When prayers go dry on the tongue, and any sense of God in the world is lost, it seems the spiritual seeker has nowhere to turn. This is the dark night of the soul that the great sixteenth-century saint John of the Cross experienced when he could no longer feel God's presence and when prayer and spiritual practice no longer inspired him. The poem he wrote while in prison, on a scroll smuggled to him by one of his guards, has never been translated complete with his later commentary by anyone outside the Catholic church. Mirabai Starr brings this work to the twenty-first century in a brilliant and beautiful rendering.
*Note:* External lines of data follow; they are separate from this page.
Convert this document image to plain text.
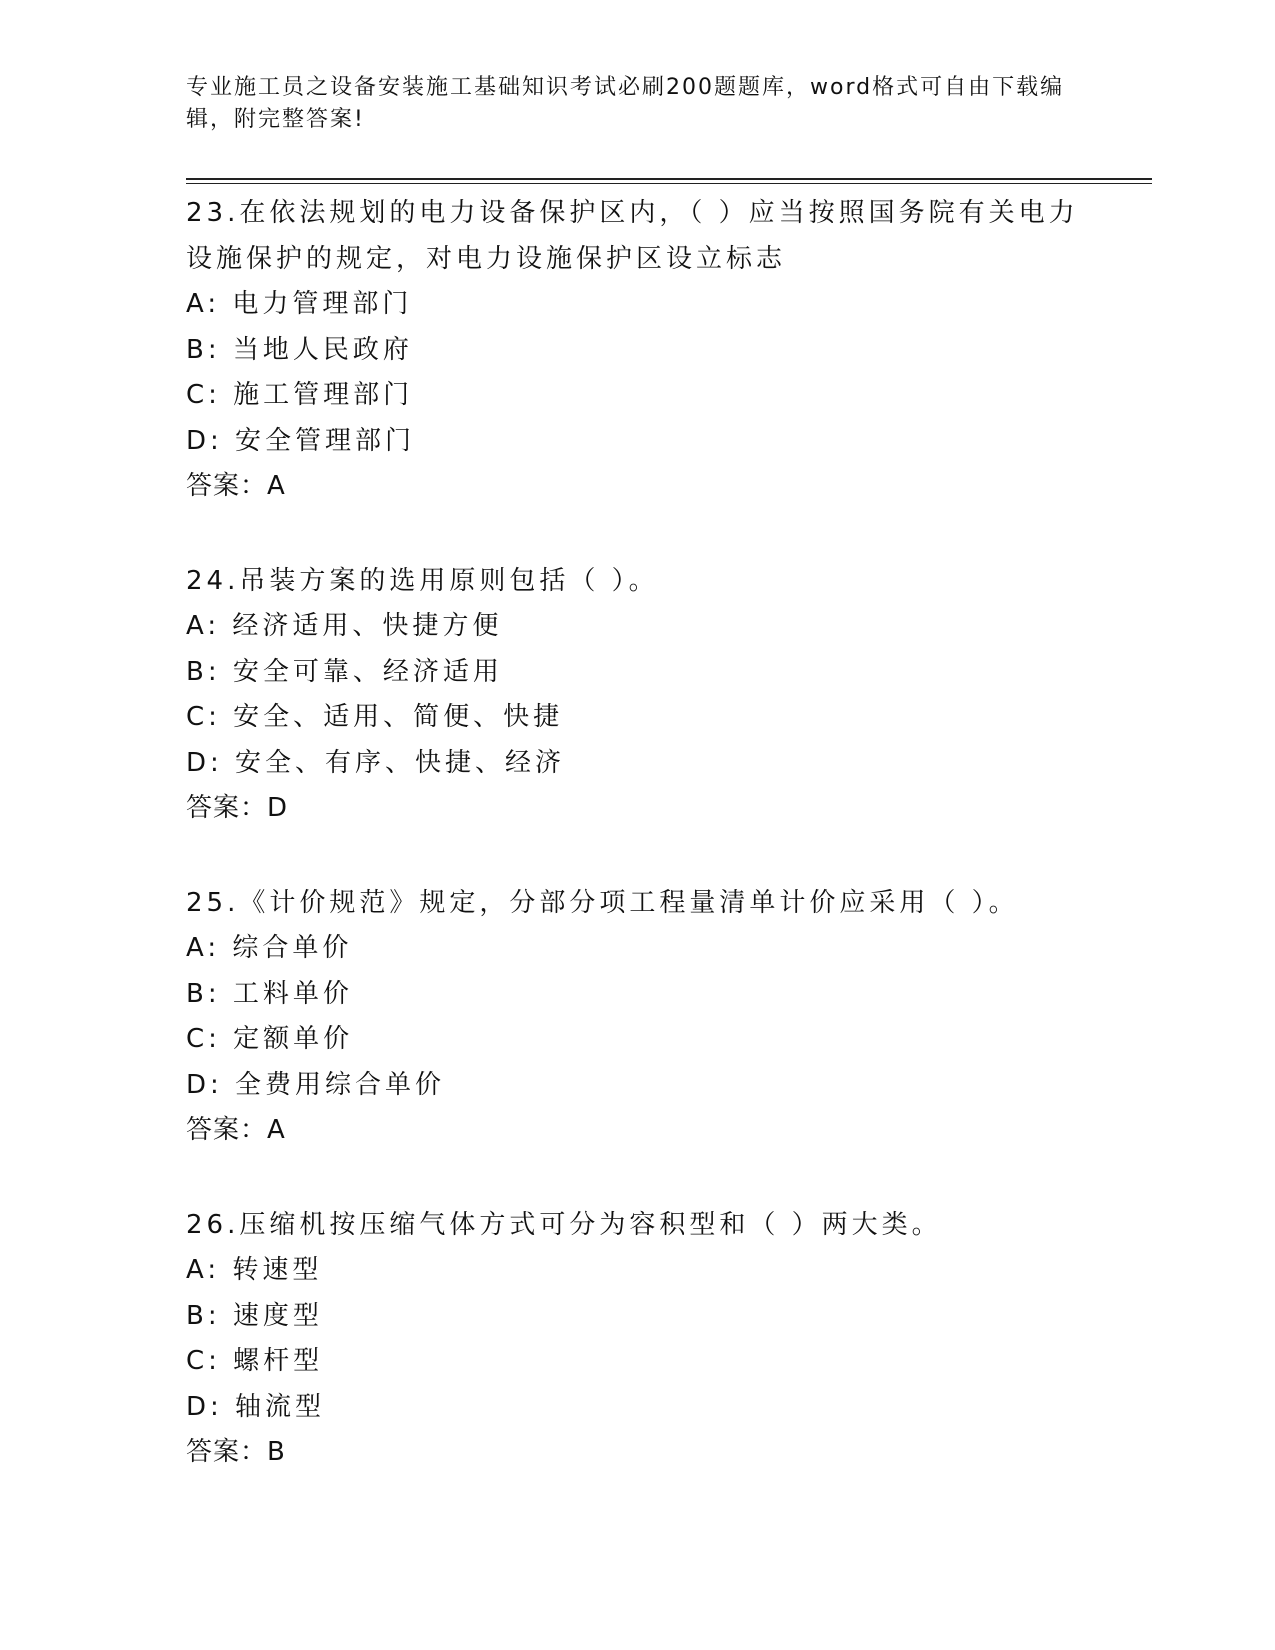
专业施工员之设备安装施工基础知识考试必刷200题题库，word格式可自由下载编辑，附完整答案!
23.在依法规划的电力设备保护区内，（ ）应当按照国务院有关电力设施保护的规定，对电力设施保护区设立标志
A: 电力管理部门
B: 当地人民政府
C: 施工管理部门
D: 安全管理部门
答案：A
24.吊装方案的选用原则包括（ ）。
A: 经济适用、快捷方便
B: 安全可靠、经济适用
C: 安全、适用、简便、快捷
D: 安全、有序、快捷、经济
答案：D
25.《计价规范》规定，分部分项工程量清单计价应采用（ ）。
A: 综合单价
B: 工料单价
C: 定额单价
D: 全费用综合单价
答案：A
26.压缩机按压缩气体方式可分为容积型和（ ）两大类。
A: 转速型
B: 速度型
C: 螺杆型
D: 轴流型
答案：B
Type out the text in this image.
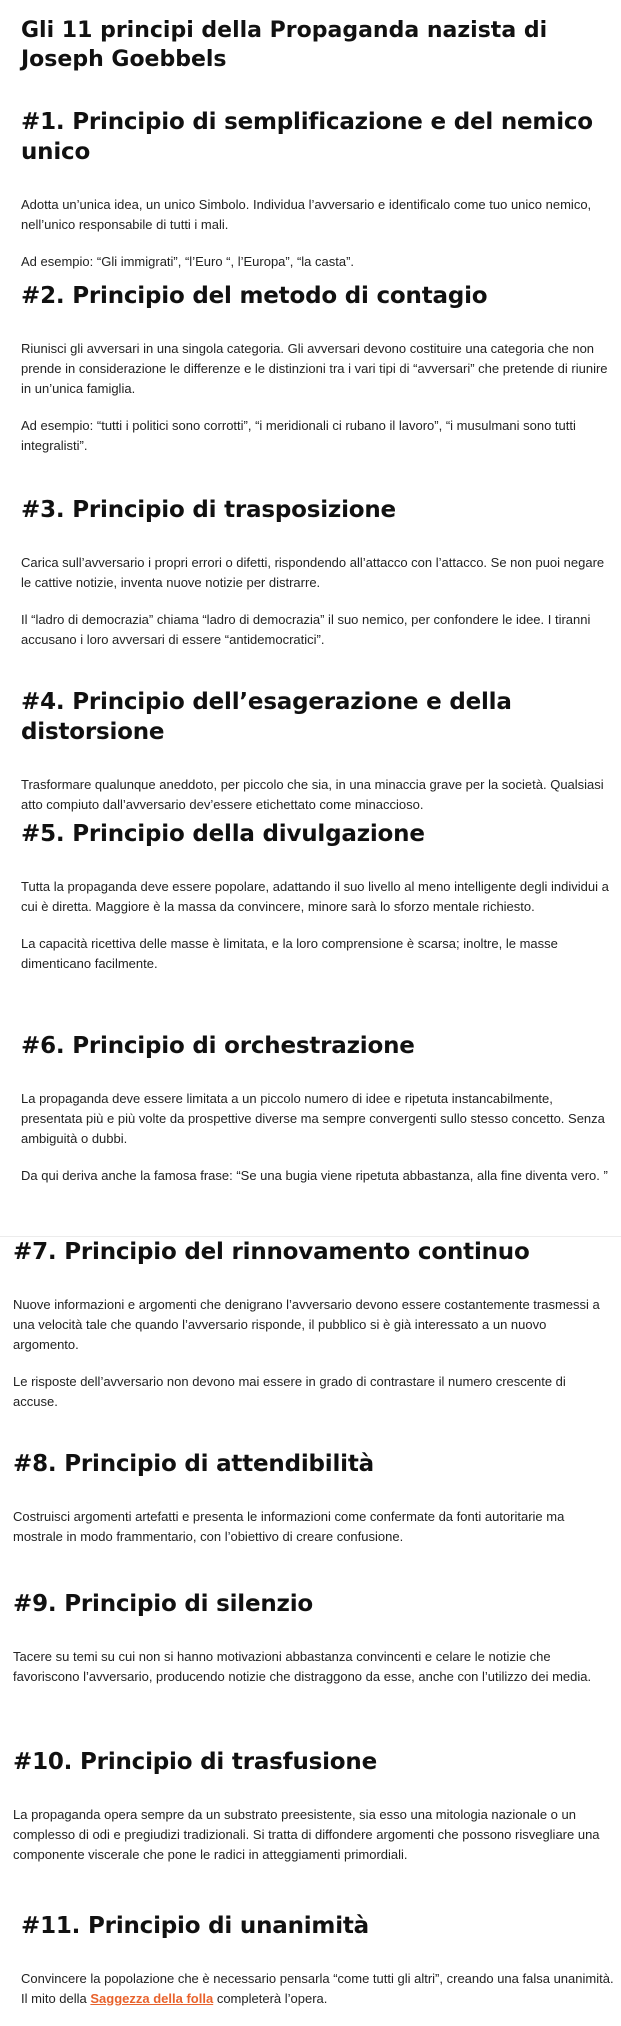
Gli 11 principi della Propaganda nazista di Joseph Goebbels
#1. Principio di semplificazione e del nemico unico

Adotta un’unica idea, un unico Simbolo. Individua l’avversario e identificalo come tuo unico nemico, nell’unico responsabile di tutti i mali.

Ad esempio: “Gli immigrati”, “l’Euro “, l’Europa”, “la casta”.

#2. Principio del metodo di contagio

Riunisci gli avversari in una singola categoria. Gli avversari devono costituire una categoria che non prende in considerazione le differenze e le distinzioni tra i vari tipi di “avversari” che pretende di riunire in un’unica famiglia.

Ad esempio: “tutti i politici sono corrotti”, “i meridionali ci rubano il lavoro”, “i musulmani sono tutti integralisti”.

#3. Principio di trasposizione

Carica sull’avversario i propri errori o difetti, rispondendo all’attacco con l’attacco. Se non puoi negare le cattive notizie, inventa nuove notizie per distrarre.

Il “ladro di democrazia” chiama “ladro di democrazia” il suo nemico, per confondere le idee. I tiranni accusano i loro avversari di essere “antidemocratici”.

#4. Principio dell’esagerazione e della distorsione

Trasformare qualunque aneddoto, per piccolo che sia, in una minaccia grave per la società. Qualsiasi atto compiuto dall’avversario dev’essere etichettato come minaccioso.

#5. Principio della divulgazione

Tutta la propaganda deve essere popolare, adattando il suo livello al meno intelligente degli individui a cui è diretta. Maggiore è la massa da convincere, minore sarà lo sforzo mentale richiesto.

La capacità ricettiva delle masse è limitata, e la loro comprensione è scarsa; inoltre, le masse dimenticano facilmente.

#6. Principio di orchestrazione

La propaganda deve essere limitata a un piccolo numero di idee e ripetuta instancabilmente, presentata più e più volte da prospettive diverse ma sempre convergenti sullo stesso concetto. Senza ambiguità o dubbi.

Da qui deriva anche la famosa frase: “Se una bugia viene ripetuta abbastanza, alla fine diventa vero. ”

#7. Principio del rinnovamento continuo

Nuove informazioni e argomenti che denigrano l’avversario devono essere costantemente trasmessi a una velocità tale che quando l’avversario risponde, il pubblico si è già interessato a un nuovo argomento.

Le risposte dell’avversario non devono mai essere in grado di contrastare il numero crescente di accuse.

#8. Principio di attendibilità

Costruisci argomenti artefatti e presenta le informazioni come confermate da fonti autoritarie ma mostrale in modo frammentario, con l’obiettivo di creare confusione.

#9. Principio di silenzio

Tacere su temi su cui non si hanno motivazioni abbastanza convincenti e celare le notizie che favoriscono l’avversario, producendo notizie che distraggono da esse, anche con l’utilizzo dei media.

#10. Principio di trasfusione

La propaganda opera sempre da un substrato preesistente, sia esso una mitologia nazionale o un complesso di odi e pregiudizi tradizionali. Si tratta di diffondere argomenti che possono risvegliare una componente viscerale che pone le radici in atteggiamenti primordiali.

#11. Principio di unanimità

Convincere la popolazione che è necessario pensarla “come tutti gli altri”, creando una falsa unanimità. Il mito della Saggezza della folla completerà l’opera.
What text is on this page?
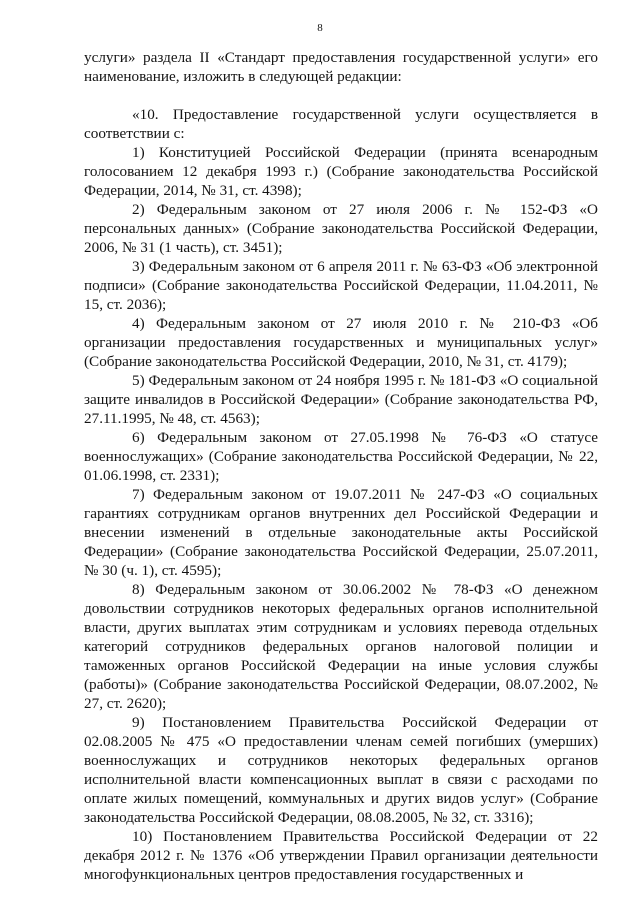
8

услуги» раздела II «Стандарт предоставления государственной услуги» его наименование, изложить в следующей редакции:

«10. Предоставление государственной услуги осуществляется в соответствии с:

1) Конституцией Российской Федерации (принята всенародным голосованием 12 декабря 1993 г.) (Собрание законодательства Российской Федерации, 2014, № 31, ст. 4398);

2) Федеральным законом от 27 июля 2006 г. № 152-ФЗ «О персональных данных» (Собрание законодательства Российской Федерации, 2006, № 31 (1 часть), ст. 3451);

3) Федеральным законом от 6 апреля 2011 г. № 63-ФЗ «Об электронной подписи» (Собрание законодательства Российской Федерации, 11.04.2011, № 15, ст. 2036);

4) Федеральным законом от 27 июля 2010 г. № 210-ФЗ «Об организации предоставления государственных и муниципальных услуг» (Собрание законодательства Российской Федерации, 2010, № 31, ст. 4179);

5) Федеральным законом от 24 ноября 1995 г. № 181-ФЗ «О социальной защите инвалидов в Российской Федерации» (Собрание законодательства РФ, 27.11.1995, № 48, ст. 4563);

6) Федеральным законом от 27.05.1998 № 76-ФЗ «О статусе военнослужащих» (Собрание законодательства Российской Федерации, № 22, 01.06.1998, ст. 2331);

7) Федеральным законом от 19.07.2011 № 247-ФЗ «О социальных гарантиях сотрудникам органов внутренних дел Российской Федерации и внесении изменений в отдельные законодательные акты Российской Федерации» (Собрание законодательства Российской Федерации, 25.07.2011, № 30 (ч. 1), ст. 4595);

8) Федеральным законом от 30.06.2002 № 78-ФЗ «О денежном довольствии сотрудников некоторых федеральных органов исполнительной власти, других выплатах этим сотрудникам и условиях перевода отдельных категорий сотрудников федеральных органов налоговой полиции и таможенных органов Российской Федерации на иные условия службы (работы)» (Собрание законодательства Российской Федерации, 08.07.2002, № 27, ст. 2620);

9) Постановлением Правительства Российской Федерации от 02.08.2005 № 475 «О предоставлении членам семей погибших (умерших) военнослужащих и сотрудников некоторых федеральных органов исполнительной власти компенсационных выплат в связи с расходами по оплате жилых помещений, коммунальных и других видов услуг» (Собрание законодательства Российской Федерации, 08.08.2005, № 32, ст. 3316);

10) Постановлением Правительства Российской Федерации от 22 декабря 2012 г. № 1376 «Об утверждении Правил организации деятельности многофункциональных центров предоставления государственных и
When prayers go dry on the tongue, and any sense of God in the world is lost--this is the dark night of the soul described by the great 16th-century St. John of the Cross. Written in prison, his text, for the first time, is now translated by a spiritual seeker outside the Church.
About the Author
Mirabai Starr,, who has studied Buddhism, Hinduism, and Judaism, brings the seeker's sensibility to Dark Night of the Soul. She is a published writer of fiction and essays and is adjunct professor of philosophy, religious studies, and Spanish at the University of New Mexico at Taos. She has been studying St. John of the Cross's text for more than twenty years.